La memoria, especialmente la mía, está en horas muy bajas. Puedo llegar a olvidar que los algoritmos tienen sesgo. La IA aprende de datos. Y los datos, amigachos del blog, no son neutros. Que no nos sorprenda si la IA refuerza desigualdades, discrimina a quien no entra en su patrón o invisibiliza a quien no está representado. ¿La culpa? De nadie. Lo ha dicho el algoritmo.
Start-ups que venden milagros, CEOs que no han pisado un aula desde 4º de Primaria y promesas de personalización total del aprendizaje (como si eso fuera algo bueno). Y nosotros, abriendo las puertas de par en par. A veces, lo difícil no es que entren, sino que no los echemos a empujones.
Y, finalmente, si nos negamos a hablar de ética en su implantación, nos estamos dejando una parte muy fundamental. La IA lo puede todo… menos pensar en las consecuencias. Eso, en teoría, lo hacemos nosotros. Pero claro, si lo importante es la eficiencia, la productividad y el rendimiento, la ética molesta. Hablar de humanidad, de vínculos, de desigualdades… eso no cabe en una hoja de cálculo.
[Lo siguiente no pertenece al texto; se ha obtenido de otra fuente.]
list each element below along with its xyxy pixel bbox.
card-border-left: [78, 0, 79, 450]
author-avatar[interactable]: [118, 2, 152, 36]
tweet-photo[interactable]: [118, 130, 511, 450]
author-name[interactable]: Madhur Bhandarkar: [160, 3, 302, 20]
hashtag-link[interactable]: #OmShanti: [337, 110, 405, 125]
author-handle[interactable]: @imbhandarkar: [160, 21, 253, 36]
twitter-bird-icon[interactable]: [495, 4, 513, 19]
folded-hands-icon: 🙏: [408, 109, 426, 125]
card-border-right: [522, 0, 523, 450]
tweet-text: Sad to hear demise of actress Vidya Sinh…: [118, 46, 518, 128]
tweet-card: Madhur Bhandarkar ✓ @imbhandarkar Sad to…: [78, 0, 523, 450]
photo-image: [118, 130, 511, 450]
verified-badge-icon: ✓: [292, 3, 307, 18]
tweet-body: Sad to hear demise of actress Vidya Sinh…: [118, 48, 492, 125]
Quizá, solo quizá, antes de meterla hasta en la sopa educativa, podríamos pararnos a pensar para qué, cómo y con quién. Pero eso exige tiempo, reflexión y, sobre todo, resistirse a la moda. Y claro, eso no da tantos likes como da un artículo en el que mencione las recetas para usarla.
Dedico este post a una sonrisa. Una de las más bonitas que he visto en mi vida. Una de las que, al final, valen muchísimo la pena y que no pueden sustituirse por una imagen generada por IA.